Using G-DTA (standard type) TG-8110, temperature rise 5
Heat up to 500 ℃ at ℃ / minute, and set the thermal decomposition point (℃) to TG.
It was determined from the intersection of the tangent to the curve and the weight of 0%. The state of ash in the aluminum pan was evaluated as follows, and the presence or absence of tar was visually observed. State of ash ○: There is a residue having a diameter of 0.5 mm or less. Δ: Residue adheres to an area of 20 to 50% of the aluminum pan. X: Residue is attached to an area exceeding 50% of the aluminum pan.

The physical properties of the film were tested by coating each 20% polymer solution on a glass plate and a polyester plate with a thickness of 36.
After coating with 0 micron, a dry film was prepared in a dryer at 50 ° C., and the film was evaluated for adhesion to a glass plate and flexibility / strength of the film. The glass adhesion was evaluated as follows in the situation when the film was peeled from the glass plate: Good: No peeling. Δ: Peeling off slightly easily. X: Easy to peel off.

The flexibility and strength of the film were evaluated as follows by comparing the state of the film peeled off from the polyester plate with a finger with bending or pulling, and evaluated as follows: ◯: Almost the same as polyvinyl alcohol There are physical properties of. Δ: Physical properties are slightly inferior to polyvinyl alcohol. X: The film has no flexibility and is broken.

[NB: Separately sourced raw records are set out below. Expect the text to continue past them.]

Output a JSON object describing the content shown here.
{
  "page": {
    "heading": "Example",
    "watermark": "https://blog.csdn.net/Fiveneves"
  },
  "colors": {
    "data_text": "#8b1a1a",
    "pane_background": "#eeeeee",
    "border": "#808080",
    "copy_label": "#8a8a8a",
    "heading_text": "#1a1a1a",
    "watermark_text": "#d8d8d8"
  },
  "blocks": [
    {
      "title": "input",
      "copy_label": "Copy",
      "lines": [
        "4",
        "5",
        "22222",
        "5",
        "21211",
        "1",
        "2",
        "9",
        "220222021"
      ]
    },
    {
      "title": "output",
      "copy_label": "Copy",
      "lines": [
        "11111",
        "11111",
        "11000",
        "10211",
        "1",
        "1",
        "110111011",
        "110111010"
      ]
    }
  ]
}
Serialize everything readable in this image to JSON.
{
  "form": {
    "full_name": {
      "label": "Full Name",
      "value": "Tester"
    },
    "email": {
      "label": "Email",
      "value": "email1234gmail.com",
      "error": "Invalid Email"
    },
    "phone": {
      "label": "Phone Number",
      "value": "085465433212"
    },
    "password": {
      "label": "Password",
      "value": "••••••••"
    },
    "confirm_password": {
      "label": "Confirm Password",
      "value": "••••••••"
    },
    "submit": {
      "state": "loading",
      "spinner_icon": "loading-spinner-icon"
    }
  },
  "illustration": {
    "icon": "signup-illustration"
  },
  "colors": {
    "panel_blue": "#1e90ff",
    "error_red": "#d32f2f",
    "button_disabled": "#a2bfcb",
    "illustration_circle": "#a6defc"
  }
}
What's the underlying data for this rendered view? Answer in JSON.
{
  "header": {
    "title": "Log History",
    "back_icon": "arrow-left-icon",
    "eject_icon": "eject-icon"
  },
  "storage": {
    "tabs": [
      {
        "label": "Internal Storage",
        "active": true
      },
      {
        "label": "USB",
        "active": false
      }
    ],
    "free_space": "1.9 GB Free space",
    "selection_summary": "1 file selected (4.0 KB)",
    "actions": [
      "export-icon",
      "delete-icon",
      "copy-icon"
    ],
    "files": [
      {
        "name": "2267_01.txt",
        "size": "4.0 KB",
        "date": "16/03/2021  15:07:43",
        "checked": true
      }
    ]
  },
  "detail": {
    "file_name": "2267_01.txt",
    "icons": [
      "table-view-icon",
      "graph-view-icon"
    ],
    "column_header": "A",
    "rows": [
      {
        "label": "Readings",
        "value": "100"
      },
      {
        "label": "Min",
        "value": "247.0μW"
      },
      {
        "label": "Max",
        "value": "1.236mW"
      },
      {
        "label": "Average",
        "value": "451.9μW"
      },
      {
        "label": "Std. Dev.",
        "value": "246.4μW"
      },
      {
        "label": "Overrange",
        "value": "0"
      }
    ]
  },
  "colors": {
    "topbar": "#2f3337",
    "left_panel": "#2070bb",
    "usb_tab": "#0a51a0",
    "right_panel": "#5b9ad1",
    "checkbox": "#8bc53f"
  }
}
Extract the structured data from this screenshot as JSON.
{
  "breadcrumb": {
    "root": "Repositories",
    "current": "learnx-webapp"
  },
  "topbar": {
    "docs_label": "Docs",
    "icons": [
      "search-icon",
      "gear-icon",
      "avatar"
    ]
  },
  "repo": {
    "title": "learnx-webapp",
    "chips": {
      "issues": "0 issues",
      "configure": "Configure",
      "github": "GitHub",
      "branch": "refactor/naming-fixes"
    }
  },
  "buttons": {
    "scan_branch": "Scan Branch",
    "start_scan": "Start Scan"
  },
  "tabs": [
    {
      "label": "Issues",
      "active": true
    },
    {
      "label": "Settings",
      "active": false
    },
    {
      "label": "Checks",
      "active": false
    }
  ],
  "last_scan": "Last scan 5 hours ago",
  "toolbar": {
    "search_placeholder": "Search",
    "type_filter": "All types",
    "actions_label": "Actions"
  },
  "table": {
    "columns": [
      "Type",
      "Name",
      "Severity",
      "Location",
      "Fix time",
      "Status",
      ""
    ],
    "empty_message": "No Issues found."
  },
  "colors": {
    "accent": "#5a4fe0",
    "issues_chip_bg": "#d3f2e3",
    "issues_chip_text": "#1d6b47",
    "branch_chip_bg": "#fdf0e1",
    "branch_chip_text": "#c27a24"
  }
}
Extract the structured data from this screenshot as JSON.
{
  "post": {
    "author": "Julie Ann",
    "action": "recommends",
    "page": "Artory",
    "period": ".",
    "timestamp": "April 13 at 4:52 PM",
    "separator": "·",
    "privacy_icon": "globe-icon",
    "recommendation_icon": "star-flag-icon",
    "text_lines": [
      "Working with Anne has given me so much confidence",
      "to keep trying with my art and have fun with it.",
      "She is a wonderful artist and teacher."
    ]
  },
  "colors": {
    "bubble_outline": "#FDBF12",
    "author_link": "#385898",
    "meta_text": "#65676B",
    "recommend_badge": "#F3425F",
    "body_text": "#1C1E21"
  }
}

Table 1 shows the test results of Examples 1-2 and Comparative Examples 1-2.

As is clear from the test results of Table 1, according to the present invention, there is no ash residue, the heat cleaning property is good, and the glass fiber has good adhesion, flexibility and strength. An acrylic resin is provided.

Continuation of the front page (51) Int.Cl. ⁶ Identification code Office reference number FI Technical display location C08L 71/02 LQA C08L 71/02 LQA D06M 15/31 D06M 15/31 // D01F 11/00 D01F 11/00

Claims (2)

[Claims] 1. (a) Acrylic acid monomer and / or methacrylic acid monomer, (b) Acrylic acid monomer and / or methacrylic acid monomer having a hydroxyl group, and
(c) (A) a monomer containing an acrylic acid monomer and / or a methacrylic acid monomer having an ethylene oxide adduct, and (B) a monomer having a bifunctional divinyl type ethylene oxide adduct, (A) / (B ) In the range of 100 / 0.1 to 100 / 3.0, using an oily radical reaction initiator, after polymerization in alcohol or in a mixed solvent of water and alcohol, carboxylic acid in an alkali A water-based acrylic resin characterized by being softened and having improved water solubility. 2. The water-based acrylic resin according to claim 1, wherein the oily radical reaction initiator is azobisisobutyronitrile (AIBN).